In a ghost town of dead coral off a remote Pacific island, scientists have found a bit more life.
In excursions a year ago and then last April, scientists examined the normally stunning coral reefs around the island of Kiritimati and pronounced it mostly a boneyard of dead coral. About 85 percent of the coral was dead, 10 percent was sick and bleached but still technically alive, and only 5 percent was doing OK.
The same scientists returned this month and found that 6 to 7 percent of the coral is alive and not bleached, said University of Victoria coral reef scientist Julia Baum, speaking by Skype from the island.
"We left with a sense of dread and came back with a renewed purpose because there are some corals that literally came back from the brink," said Georgia Tech climate scientist Kim Cobb, who returned from the expedition earlier. "It's the best we could have hoped for."
Many of the fish that rely on the reef and had been absent seem to be back, Cobb said.
Hot water—mostly from El Nino, the natural occasional warming of the Pacific that changes weather worldwide, and man-made global warming—had made the area one of the worst hit coral spots in the world. Later, nearby Jarvis Island was even more damaged. And the death of 85 percent of the coral of the better known and much larger Great Barrier Reef has been reported, said C. Mark Eakin, coral reef watch coordinator for the National Oceanic and Atmospheric Administration.

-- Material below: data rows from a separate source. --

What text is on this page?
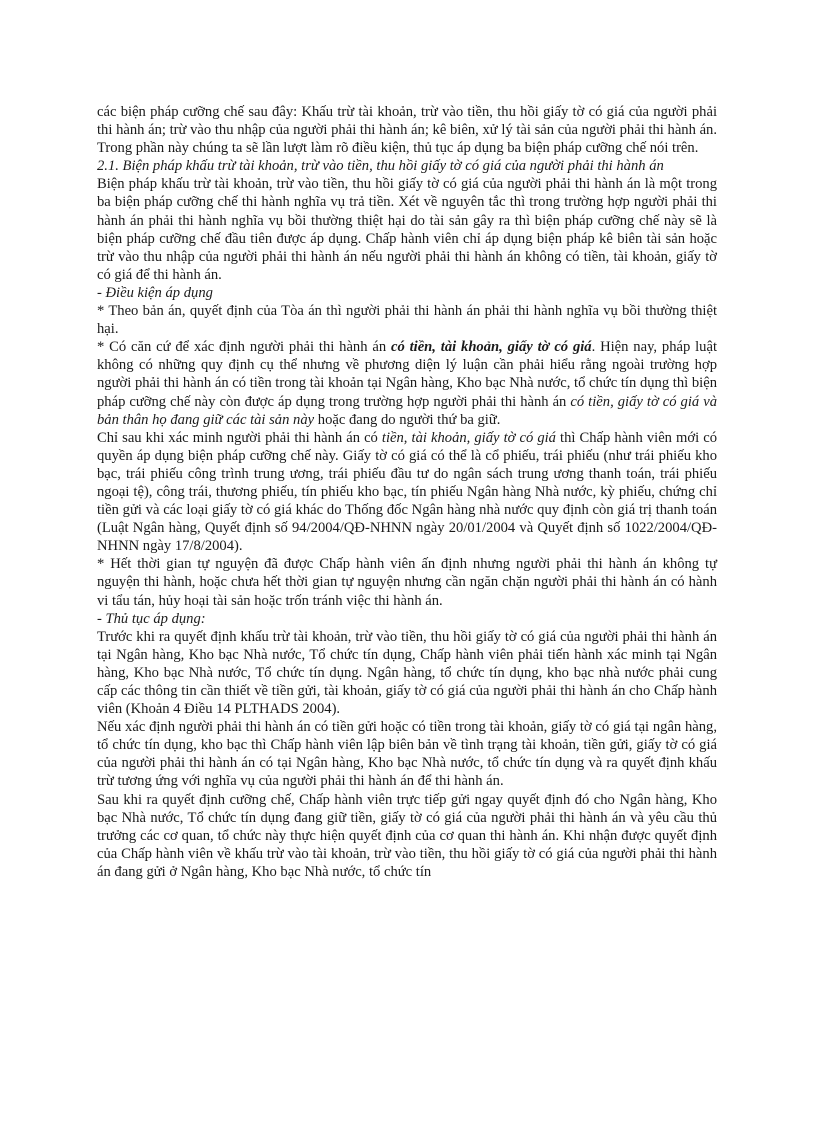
các biện pháp cưỡng chế sau đây: Khấu trừ tài khoản, trừ vào tiền, thu hồi giấy tờ có giá của người phải thi hành án; trừ vào thu nhập của người phải thi hành án; kê biên, xử lý tài sản của người phải thi hành án. Trong phần này chúng ta sẽ lần lượt làm rõ điều kiện, thủ tục áp dụng ba biện pháp cưỡng chế nói trên.

2.1. Biện pháp khấu trừ tài khoản, trừ vào tiền, thu hồi giấy tờ có giá của người phải thi hành án

Biện pháp khấu trừ tài khoản, trừ vào tiền, thu hồi giấy tờ có giá của người phải thi hành án là một trong ba biện pháp cưỡng chế thi hành nghĩa vụ trả tiền. Xét về nguyên tắc thì trong trường hợp người phải thi hành án phải thi hành nghĩa vụ bồi thường thiệt hại do tài sản gây ra thì biện pháp cưỡng chế này sẽ là biện pháp cưỡng chế đầu tiên được áp dụng. Chấp hành viên chỉ áp dụng biện pháp kê biên tài sản hoặc trừ vào thu nhập của người phải thi hành án nếu người phải thi hành án không có tiền, tài khoản, giấy tờ có giá để thi hành án.

- Điều kiện áp dụng

* Theo bản án, quyết định của Tòa án thì người phải thi hành án phải thi hành nghĩa vụ bồi thường thiệt hại.

* Có căn cứ để xác định người phải thi hành án có tiền, tài khoản, giấy tờ có giá. Hiện nay, pháp luật không có những quy định cụ thể nhưng về phương diện lý luận cần phải hiểu rằng ngoài trường hợp người phải thi hành án có tiền trong tài khoản tại Ngân hàng, Kho bạc Nhà nước, tổ chức tín dụng thì biện pháp cưỡng chế này còn được áp dụng trong trường hợp người phải thi hành án có tiền, giấy tờ có giá và bản thân họ đang giữ các tài sản này hoặc đang do người thứ ba giữ.

Chỉ sau khi xác minh người phải thi hành án có tiền, tài khoản, giấy tờ có giá thì Chấp hành viên mới có quyền áp dụng biện pháp cưỡng chế này. Giấy tờ có giá có thể là cổ phiếu, trái phiếu (như trái phiếu kho bạc, trái phiếu công trình trung ương, trái phiếu đầu tư do ngân sách trung ương thanh toán, trái phiếu ngoại tệ), công trái, thương phiếu, tín phiếu kho bạc, tín phiếu Ngân hàng Nhà nước, kỳ phiếu, chứng chỉ tiền gửi và các loại giấy tờ có giá khác do Thống đốc Ngân hàng nhà nước quy định còn giá trị thanh toán (Luật Ngân hàng, Quyết định số 94/2004/QĐ-NHNN ngày 20/01/2004 và Quyết định số 1022/2004/QĐ-NHNN ngày 17/8/2004).

* Hết thời gian tự nguyện đã được Chấp hành viên ấn định nhưng người phải thi hành án không tự nguyện thi hành, hoặc chưa hết thời gian tự nguyện nhưng cần ngăn chặn người phải thi hành án có hành vi tẩu tán, hủy hoại tài sản hoặc trốn tránh việc thi hành án.

- Thủ tục áp dụng:

Trước khi ra quyết định khấu trừ tài khoản, trừ vào tiền, thu hồi giấy tờ có giá của người phải thi hành án tại Ngân hàng, Kho bạc Nhà nước, Tổ chức tín dụng, Chấp hành viên phải tiến hành xác minh tại Ngân hàng, Kho bạc Nhà nước, Tổ chức tín dụng. Ngân hàng, tổ chức tín dụng, kho bạc nhà nước phải cung cấp các thông tin cần thiết về tiền gửi, tài khoản, giấy tờ có giá của người phải thi hành án cho Chấp hành viên (Khoản 4 Điều 14 PLTHADS 2004).

Nếu xác định người phải thi hành án có tiền gửi hoặc có tiền trong tài khoản, giấy tờ có giá tại ngân hàng, tổ chức tín dụng, kho bạc thì Chấp hành viên lập biên bản về tình trạng tài khoản, tiền gửi, giấy tờ có giá của người phải thi hành án có tại Ngân hàng, Kho bạc Nhà nước, tổ chức tín dụng và ra quyết định khấu trừ tương ứng với nghĩa vụ của người phải thi hành án để thi hành án.

Sau khi ra quyết định cưỡng chế, Chấp hành viên trực tiếp gửi ngay quyết định đó cho Ngân hàng, Kho bạc Nhà nước, Tổ chức tín dụng đang giữ tiền, giấy tờ có giá của người phải thi hành án và yêu cầu thủ trưởng các cơ quan, tổ chức này thực hiện quyết định của cơ quan thi hành án. Khi nhận được quyết định của Chấp hành viên về khấu trừ vào tài khoản, trừ vào tiền, thu hồi giấy tờ có giá của người phải thi hành án đang gửi ở Ngân hàng, Kho bạc Nhà nước, tổ chức tín
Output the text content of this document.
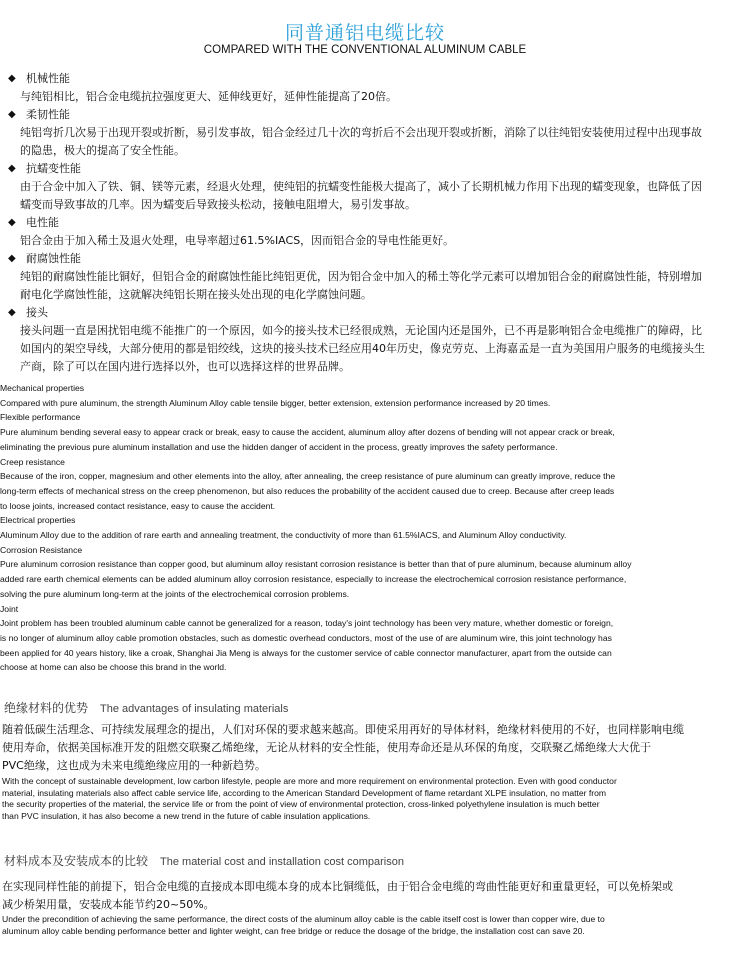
同普通铝电缆比较
COMPARED WITH THE CONVENTIONAL ALUMINUM CABLE
◆ 机械性能
与纯铝相比，铝合金电缆抗拉强度更大、延伸线更好，延伸性能提高了20倍。
◆ 柔韧性能
纯铝弯折几次易于出现开裂或折断，易引发事故，铝合金经过几十次的弯折后不会出现开裂或折断，消除了以往纯铝安装使用过程中出现事故
的隐患，极大的提高了安全性能。
◆ 抗蠕变性能
由于合金中加入了铁、铜、镁等元素，经退火处理，使纯铝的抗蠕变性能极大提高了，减小了长期机械力作用下出现的蠕变现象，也降低了因
蠕变而导致事故的几率。因为蠕变后导致接头松动，接触电阻增大，易引发事故。
◆ 电性能
铝合金由于加入稀土及退火处理，电导率超过61.5%IACS，因而铝合金的导电性能更好。
◆ 耐腐蚀性能
纯铝的耐腐蚀性能比铜好，但铝合金的耐腐蚀性能比纯铝更优，因为铝合金中加入的稀土等化学元素可以增加铝合金的耐腐蚀性能，特别增加
耐电化学腐蚀性能，这就解决纯铝长期在接头处出现的电化学腐蚀问题。
◆ 接头
接头问题一直是困扰铝电缆不能推广的一个原因，如今的接头技术已经很成熟，无论国内还是国外，已不再是影响铝合金电缆推广的障碍，比
如国内的架空导线，大部分使用的都是铝绞线，这块的接头技术已经应用40年历史，像克劳克、上海嘉孟是一直为美国用户服务的电缆接头生
产商，除了可以在国内进行选择以外，也可以选择这样的世界品牌。
Mechanical properties
Compared with pure aluminum, the strength Aluminum Alloy cable tensile bigger, better extension, extension performance increased by 20 times.
Flexible performance
Pure aluminum bending several easy to appear crack or break, easy to cause the accident, aluminum alloy after dozens of bending will not appear crack or break,
eliminating the previous pure aluminum installation and use the hidden danger of accident in the process, greatly improves the safety performance.
Creep resistance
Because of the iron, copper, magnesium and other elements into the alloy, after annealing, the creep resistance of pure aluminum can greatly improve, reduce the
long-term effects of mechanical stress on the creep phenomenon, but also reduces the probability of the accident caused due to creep. Because after creep leads
to loose joints, increased contact resistance, easy to cause the accident.
Electrical properties
Aluminum Alloy due to the addition of rare earth and annealing treatment, the conductivity of more than 61.5%IACS, and Aluminum Alloy conductivity.
Corrosion Resistance
Pure aluminum corrosion resistance than copper good, but aluminum alloy resistant corrosion resistance is better than that of pure aluminum, because aluminum alloy
added rare earth chemical elements can be added aluminum alloy corrosion resistance, especially to increase the electrochemical corrosion resistance performance,
solving the pure aluminum long-term at the joints of the electrochemical corrosion problems.
Joint
Joint problem has been troubled aluminum cable cannot be generalized for a reason, today's joint technology has been very mature, whether domestic or foreign,
is no longer of aluminum alloy cable promotion obstacles, such as domestic overhead conductors, most of the use of are aluminum wire, this joint technology has
been applied for 40 years history, like a croak, Shanghai Jia Meng is always for the customer service of cable connector manufacturer, apart from the outside can
choose at home can also be choose this brand in the world.
绝缘材料的优势 The advantages of insulating materials
随着低碳生活理念、可持续发展理念的提出，人们对环保的要求越来越高。即使采用再好的导体材料，绝缘材料使用的不好，也同样影响电缆
使用寿命，依据美国标准开发的阻燃交联聚乙烯绝缘，无论从材料的安全性能，使用寿命还是从环保的角度，交联聚乙烯绝缘大大优于
PVC绝缘，这也成为未来电缆绝缘应用的一种新趋势。
With the concept of sustainable development, low carbon lifestyle, people are more and more requirement on environmental protection. Even with good conductor
material, insulating materials also affect cable service life, according to the American Standard Development of flame retardant XLPE insulation, no matter from
the security properties of the material, the service life or from the point of view of environmental protection, cross-linked polyethylene insulation is much better
than PVC insulation, it has also become a new trend in the future of cable insulation applications.
材料成本及安装成本的比较 The material cost and installation cost comparison
在实现同样性能的前提下，铝合金电缆的直接成本即电缆本身的成本比铜缆低，由于铝合金电缆的弯曲性能更好和重量更轻，可以免桥架或
减少桥架用量，安装成本能节约20~50%。
Under the precondition of achieving the same performance, the direct costs of the aluminum alloy cable is the cable itself cost is lower than copper wire, due to
aluminum alloy cable bending performance better and lighter weight, can free bridge or reduce the dosage of the bridge, the installation cost can save 20.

"But despite this mass mortality, there are a few small signs of hope," Baum said. "It's clear that coral reefs have great resilience and the coral here is trying to recover."
Not only has some of the bleached coral recovered, she said, but "there are coral babies that have settled on the reef sometime in the last year to year and half and these are the reef's best hope for recovery."
A study published Thursday in the journal Current Biology goes back more than a million years and finds that even during mass die-offs, coral species are able to rebound.
Eakin points to Scott reef off western Australia where 12 years after the damaging 1998 El Nino coral die-off, nearly half the original reef revived. But it was damaged again by the recent El Nino.
Even after the recovery seen at Kiritimati, Baum is wary: "It's like having a patient who is very sick and instead of letting them recover we keep infecting them with more and more illnesses. There's only so much that any person—or any natural system—can take."